The Fed should give everyone a bank account

The Fed should give everyone a bank account

By Matthew Yglesias

This is not especially newsy, but ever since I first heard of the idea a year ago I’ve been obsessed with universal Fed Accounts.

On the Federal Reserve’s website they have an FAQ which, among other things, debunks some kind of fraud which is based on saying that everyone can get a bank account with the Fed based on their Social Security number:

A recent hoax circulating on the internet asserts that the Federal Reserve maintains accounts for individuals that are tied to the individual's Social Security number, and that individuals can access these accounts to pay bills and obtain money. These claims are false. The Federal Reserve does not maintain accounts for individuals, and individuals should not attempt to make payments using Federal Reserve Bank routing numbers or false routing numbers. Individuals who attempt to pay bills or conduct other transactions using a Federal Reserve Bank routing number may face penalty fees from the company they were attempting to pay, or the suspension or closure of their commercial bank or payment service provider accounts. Law enforcement, including the Federal Bureau of Investigation (FBI), is aware of this scheme, and individuals who participate in such schemes could also face criminal charges.

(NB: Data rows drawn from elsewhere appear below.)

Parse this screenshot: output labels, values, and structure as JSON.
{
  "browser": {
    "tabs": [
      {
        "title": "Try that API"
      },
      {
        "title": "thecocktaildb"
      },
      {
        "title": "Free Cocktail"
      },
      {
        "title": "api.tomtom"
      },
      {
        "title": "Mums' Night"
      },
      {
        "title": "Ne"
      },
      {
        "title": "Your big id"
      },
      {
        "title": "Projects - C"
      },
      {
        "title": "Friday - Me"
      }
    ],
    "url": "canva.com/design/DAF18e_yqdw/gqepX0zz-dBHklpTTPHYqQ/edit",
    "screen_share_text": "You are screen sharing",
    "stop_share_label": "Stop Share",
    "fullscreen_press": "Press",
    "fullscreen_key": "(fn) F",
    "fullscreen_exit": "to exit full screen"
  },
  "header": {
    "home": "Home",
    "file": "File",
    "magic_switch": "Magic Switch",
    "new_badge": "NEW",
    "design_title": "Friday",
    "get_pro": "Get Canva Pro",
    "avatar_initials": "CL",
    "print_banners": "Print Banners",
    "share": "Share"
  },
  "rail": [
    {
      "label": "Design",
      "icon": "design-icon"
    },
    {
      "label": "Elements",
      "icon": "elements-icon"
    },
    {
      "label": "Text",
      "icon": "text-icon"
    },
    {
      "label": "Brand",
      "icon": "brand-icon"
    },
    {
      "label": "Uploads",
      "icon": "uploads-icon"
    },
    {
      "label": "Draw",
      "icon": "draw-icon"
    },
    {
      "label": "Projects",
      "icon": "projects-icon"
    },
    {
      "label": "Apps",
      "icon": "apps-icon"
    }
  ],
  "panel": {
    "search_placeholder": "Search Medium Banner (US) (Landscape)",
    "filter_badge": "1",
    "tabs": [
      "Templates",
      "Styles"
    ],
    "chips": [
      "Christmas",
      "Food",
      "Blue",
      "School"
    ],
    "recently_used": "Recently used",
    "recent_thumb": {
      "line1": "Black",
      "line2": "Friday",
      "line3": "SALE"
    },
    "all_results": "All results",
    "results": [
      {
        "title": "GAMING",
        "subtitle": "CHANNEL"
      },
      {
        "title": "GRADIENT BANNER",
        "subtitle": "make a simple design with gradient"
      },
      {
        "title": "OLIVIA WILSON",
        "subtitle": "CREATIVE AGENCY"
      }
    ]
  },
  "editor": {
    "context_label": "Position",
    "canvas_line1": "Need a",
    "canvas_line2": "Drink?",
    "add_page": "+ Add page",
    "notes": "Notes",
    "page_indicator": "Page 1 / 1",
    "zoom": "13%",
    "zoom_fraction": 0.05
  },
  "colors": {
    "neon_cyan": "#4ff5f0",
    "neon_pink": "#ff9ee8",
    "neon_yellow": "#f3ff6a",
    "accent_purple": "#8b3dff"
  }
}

So to be clear: It is not true that the Fed maintains basic checking accounts for all Americans that can be used to pay bills and obtain money, with the accounts numbered after your unique Social Security number.

But shouldn’t it be true?

Once upon a time, governments didn’t issue paper currency, and instead banknotes were printed privately by banks. But over time, we came to see this as a worthwhile public service. Paper money still exists, obviously, but for most people most of the time electronic transactions are the predominant form of currency. When we say “stimulus checks” we are mostly talking about direct deposits, not literal checks, and we are definitely not talking about envelopes full of $100 bills.

The Fed should provide everyone with access to electronic currency on an equitable basis by giving everyone a bank account. You can read a detailed treatment of the issue from Morgan Ricks, John Crawford, and Lev Menand if you’d like, but honestly the basic idea is exactly the myth the Fed debunked. Everyone would have an account; everyone would be able to deposit checks or accept direct deposits into the account; everyone would be able to pay bills through the account; and you could use the Post Office to provide the retail branches of the system.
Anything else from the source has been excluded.